Den Großvater tanzt Senior Artist Yuko Kato. Ich wollte diese Rolle mit jemandem, der älter ist, besetzen, da ich die Figur nicht verkleiden, niemanden Junges alt schminken möchte. Die Jäger werden von einer Tänzerin und einem Tänzer dargestellt. In diesem Pas de deux trägt die Tänzerin Spitzenschuhe und macht sie zum »Gewehr«. Der Spitzenschuh kann neben der Erhöhung auch eine Waffe, etwas Hartes in all seiner Schönheit sein.
Bist du anders an die Kreation herangegangen mit dem Wissen, dass es sich um ein Stück für Kinder handelt?

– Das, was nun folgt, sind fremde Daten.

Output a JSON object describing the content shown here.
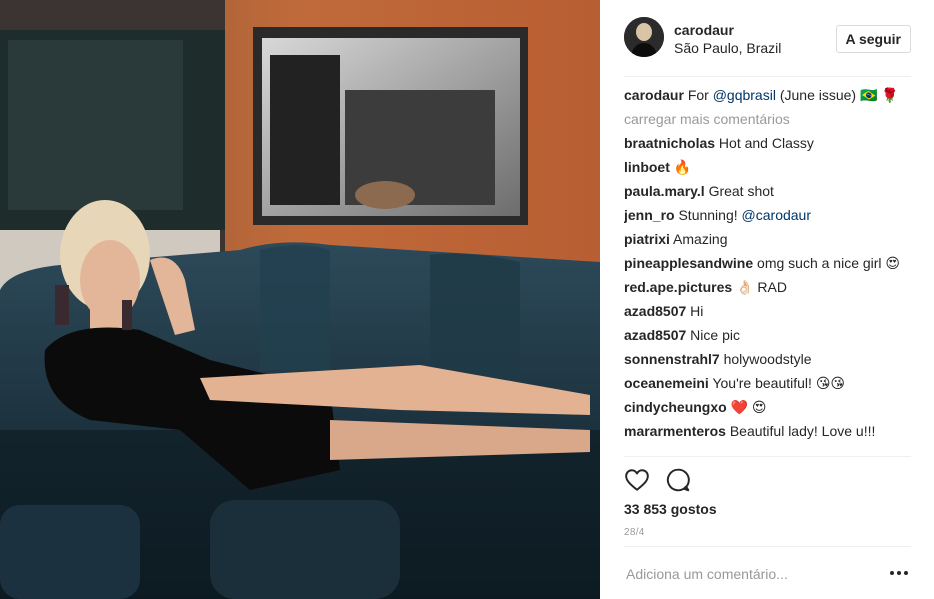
{
  "post": {
    "username": "carodaur",
    "location": "São Paulo, Brazil",
    "follow_label": "A seguir",
    "caption": {
      "user": "carodaur",
      "text_before": "For ",
      "mention": "@gqbrasil",
      "text_after": " (June issue) 🇧🇷 🌹"
    },
    "load_more": "carregar mais comentários",
    "comments": [
      {
        "user": "braatnicholas",
        "text": "Hot and Classy"
      },
      {
        "user": "linboet",
        "text": "🔥"
      },
      {
        "user": "paula.mary.l",
        "text": "Great shot"
      },
      {
        "user": "jenn_ro",
        "text": "Stunning!",
        "mention": "@carodaur"
      },
      {
        "user": "piatrixi",
        "text": "Amazing"
      },
      {
        "user": "pineapplesandwine",
        "text": "omg such a nice girl 😍"
      },
      {
        "user": "red.ape.pictures",
        "text": "👌🏻 RAD"
      },
      {
        "user": "azad8507",
        "text": "Hi"
      },
      {
        "user": "azad8507",
        "text": "Nice pic"
      },
      {
        "user": "sonnenstrahl7",
        "text": "holywoodstyle"
      },
      {
        "user": "oceanemeini",
        "text": "You're beautiful! 😘😘"
      },
      {
        "user": "cindycheungxo",
        "text": "❤️ 😍"
      },
      {
        "user": "mararmenteros",
        "text": "Beautiful lady! Love u!!!"
      }
    ],
    "likes": "33 853 gostos",
    "date": "28/4",
    "comment_placeholder": "Adiciona um comentário...",
    "icons": {
      "like": "heart-icon",
      "comment": "speech-bubble-icon",
      "options": "more-options-icon"
    }
  },
  "colors": {
    "text": "#262626",
    "muted": "#999999",
    "mention": "#003569",
    "border": "#efefef"
  }
}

Martin Schläpfer: Ich glaube nicht, dass man anders denken muss, weil es ein Kinderstück ist. Kinder sind hochintelligent und können auch etwas ertragen. Im Fall von Peter und der Wolf ist der Stoff in sich kindgerecht. Man muss nichts verniedlichen, es ist trotzdem noch ein Ballett von mir. Körperlichkeit, Athletik und Modernität im Bewegungsduktus treffen auf naivere, purere Momente, die für Kinder wirkungsvoll sind und direkt ins Herz gehen. Wenn z. B. die Katze vor dem Wolf wegrennt, dann sind das natürliche Bewegungen. Es ist nicht choreographiert, einer jagt, einer rennt weg.
Du kreierst zum zweiten Mal für die Jugendkompanie. Was bedeutet die Zusammenarbeit mit den jungen Tänzer*innen?
Martin Schläpfer: Es ist ein sehr schönes Erleben und großes Vergnügen. Die Tänzer*innen sind neugierig, reagieren direkt und intuitiv. Natürlich braucht es etwas mehr Zeit, weil eine Art von Pädagogik schon noch dahintersteht. Einem Solisten muss ich gewisse Dinge nicht sagen, aber jemand, der erst 18 Jahre alt ist und manches zum ersten Mal hört, braucht vielleicht einen anderen Zugang. Die Arbeit geht aber deshalb nicht weniger tief als mit erfahrenen Künstler*innen.